When you have sufficient data, you can subdivide your data into three parts, called the training, validation, and test data. During the selection process, models are fit on the training data, and the prediction error for the models is found by using the validation data. This prediction error on the validation data can be used to decide when to terminate the selection process or what effects to include as the selection process proceeds. Finally, after you have obtained a selected model, you can use the test set to assess how the selected model generalizes on data that played no role in selecting the model.
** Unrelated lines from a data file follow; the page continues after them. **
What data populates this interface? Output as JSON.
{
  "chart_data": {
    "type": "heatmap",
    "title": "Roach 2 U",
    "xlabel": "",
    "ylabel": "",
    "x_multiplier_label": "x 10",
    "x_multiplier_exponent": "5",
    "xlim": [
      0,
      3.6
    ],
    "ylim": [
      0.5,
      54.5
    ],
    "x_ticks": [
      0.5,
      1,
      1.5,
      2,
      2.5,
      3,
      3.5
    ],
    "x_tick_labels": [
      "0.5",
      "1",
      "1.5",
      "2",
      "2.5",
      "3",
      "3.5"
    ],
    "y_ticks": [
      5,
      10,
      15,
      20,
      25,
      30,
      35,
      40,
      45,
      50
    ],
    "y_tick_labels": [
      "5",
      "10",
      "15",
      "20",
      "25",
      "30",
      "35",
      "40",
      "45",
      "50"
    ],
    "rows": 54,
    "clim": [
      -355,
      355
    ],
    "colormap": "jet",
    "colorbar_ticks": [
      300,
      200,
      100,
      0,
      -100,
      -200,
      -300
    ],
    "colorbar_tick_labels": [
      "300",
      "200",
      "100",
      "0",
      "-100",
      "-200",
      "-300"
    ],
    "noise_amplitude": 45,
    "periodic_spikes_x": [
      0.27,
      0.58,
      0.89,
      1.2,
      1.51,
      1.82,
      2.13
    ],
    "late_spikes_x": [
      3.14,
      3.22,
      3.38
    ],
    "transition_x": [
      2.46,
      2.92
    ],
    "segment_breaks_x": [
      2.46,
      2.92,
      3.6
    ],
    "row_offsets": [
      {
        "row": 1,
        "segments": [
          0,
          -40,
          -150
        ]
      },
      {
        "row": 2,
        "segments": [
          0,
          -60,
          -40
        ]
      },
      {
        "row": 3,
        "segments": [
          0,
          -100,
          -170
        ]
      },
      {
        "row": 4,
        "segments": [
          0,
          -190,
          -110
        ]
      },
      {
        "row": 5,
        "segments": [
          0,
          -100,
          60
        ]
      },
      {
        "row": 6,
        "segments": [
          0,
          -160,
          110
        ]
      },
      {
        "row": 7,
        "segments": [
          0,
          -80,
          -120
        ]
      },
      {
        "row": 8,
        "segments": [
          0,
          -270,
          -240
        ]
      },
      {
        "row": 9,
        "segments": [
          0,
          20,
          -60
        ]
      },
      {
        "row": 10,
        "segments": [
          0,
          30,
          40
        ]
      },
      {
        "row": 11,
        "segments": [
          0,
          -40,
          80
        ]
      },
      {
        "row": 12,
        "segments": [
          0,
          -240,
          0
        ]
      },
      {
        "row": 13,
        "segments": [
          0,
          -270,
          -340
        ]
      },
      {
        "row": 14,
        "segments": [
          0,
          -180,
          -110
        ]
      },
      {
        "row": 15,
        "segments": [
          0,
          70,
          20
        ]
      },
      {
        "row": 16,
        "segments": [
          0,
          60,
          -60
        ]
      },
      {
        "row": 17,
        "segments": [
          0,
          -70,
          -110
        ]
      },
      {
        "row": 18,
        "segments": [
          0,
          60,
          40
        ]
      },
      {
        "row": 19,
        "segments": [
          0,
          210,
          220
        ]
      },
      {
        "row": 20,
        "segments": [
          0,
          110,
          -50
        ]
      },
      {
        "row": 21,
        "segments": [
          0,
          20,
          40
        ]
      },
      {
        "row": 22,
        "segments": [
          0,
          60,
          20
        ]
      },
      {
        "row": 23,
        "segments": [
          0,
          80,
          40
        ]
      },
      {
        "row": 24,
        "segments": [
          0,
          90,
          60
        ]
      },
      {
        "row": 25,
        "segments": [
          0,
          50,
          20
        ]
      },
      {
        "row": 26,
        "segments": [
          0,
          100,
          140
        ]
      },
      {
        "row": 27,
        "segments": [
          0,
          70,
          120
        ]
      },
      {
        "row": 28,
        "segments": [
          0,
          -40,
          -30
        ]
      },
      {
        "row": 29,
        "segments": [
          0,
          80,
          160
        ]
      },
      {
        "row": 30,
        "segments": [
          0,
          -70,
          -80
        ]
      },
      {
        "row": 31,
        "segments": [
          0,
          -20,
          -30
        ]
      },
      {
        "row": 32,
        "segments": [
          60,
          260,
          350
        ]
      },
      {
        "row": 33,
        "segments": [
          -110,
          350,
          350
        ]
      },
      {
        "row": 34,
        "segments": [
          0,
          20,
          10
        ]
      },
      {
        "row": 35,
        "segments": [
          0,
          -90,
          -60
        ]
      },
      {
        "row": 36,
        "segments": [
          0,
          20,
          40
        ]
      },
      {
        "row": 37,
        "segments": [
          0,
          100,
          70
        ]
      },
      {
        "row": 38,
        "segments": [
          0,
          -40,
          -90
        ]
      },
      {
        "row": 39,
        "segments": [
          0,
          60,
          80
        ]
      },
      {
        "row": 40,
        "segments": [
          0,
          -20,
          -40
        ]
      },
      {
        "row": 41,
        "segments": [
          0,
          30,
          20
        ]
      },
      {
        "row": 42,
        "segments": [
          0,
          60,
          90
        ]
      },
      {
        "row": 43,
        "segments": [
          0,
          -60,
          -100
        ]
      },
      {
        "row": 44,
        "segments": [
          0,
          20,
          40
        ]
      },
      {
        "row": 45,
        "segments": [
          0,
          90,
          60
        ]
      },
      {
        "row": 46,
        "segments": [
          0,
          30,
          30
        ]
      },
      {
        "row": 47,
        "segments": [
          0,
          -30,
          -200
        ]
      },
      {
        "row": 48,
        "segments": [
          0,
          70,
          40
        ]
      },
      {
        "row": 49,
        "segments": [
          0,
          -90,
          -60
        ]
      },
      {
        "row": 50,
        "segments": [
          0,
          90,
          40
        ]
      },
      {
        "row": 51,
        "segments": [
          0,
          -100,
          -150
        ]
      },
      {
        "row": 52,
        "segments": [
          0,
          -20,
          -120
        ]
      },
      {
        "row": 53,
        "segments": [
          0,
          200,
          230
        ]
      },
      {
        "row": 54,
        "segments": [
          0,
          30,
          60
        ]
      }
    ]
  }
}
In some cases, you might want to use only training and test data. For example, you might decide to use an information criterion to decide what effects to include and when to terminate the selection process. In this case, no validation data are required, but test data can still be useful in assessing the predictive performance of the selected model. In other cases, you might decide to use validation data during the selection process but forgo assessing the selected model on test data. Hastie, Tibshirani, and Friedman (2001) state that it is difficult to give a general rule for how many observations you should assign to each role. They note that a typical split might be 50% for training and 25% each for validation and testing.
You use a PARTITION
statement to logically subdivide the DATA=
data set into separate roles. You can name the fractions of the data that you want to reserve as test data and validation
data. For example, the following statements randomly subdivide the inData
data set, reserving 50% for training and 25% each for validation and testing:
proc hpquantselect data=inData; partition fraction(test=0.25 validate=0.25); ... run;
In some cases, you might need to exercise more control over the partitioning of the input data set. You can do this by naming
both a variable in the input data set and a formatted value of that variable that correspond to each role. For example, the
following statements assign roles to the observations in the inData
data set based on the value of the variable Group
in that data set. Observations in which the value of Group
is group 1
are assigned for testing, and those whose value is group 2
are assigned to training. All other observations are ignored.
proc hpquantselect data=inData; partition roleVar=Group(test='group 1' train='group 2') ... run;
After you reserve observations for training, validation, and testing, a model fit on the training data is scored on the validation and test data, and the average check loss (ACL) is computed separately for each of these subsets. The ACL for each data role is the error sum of squares for observations in that role divided by the number of observations in that role.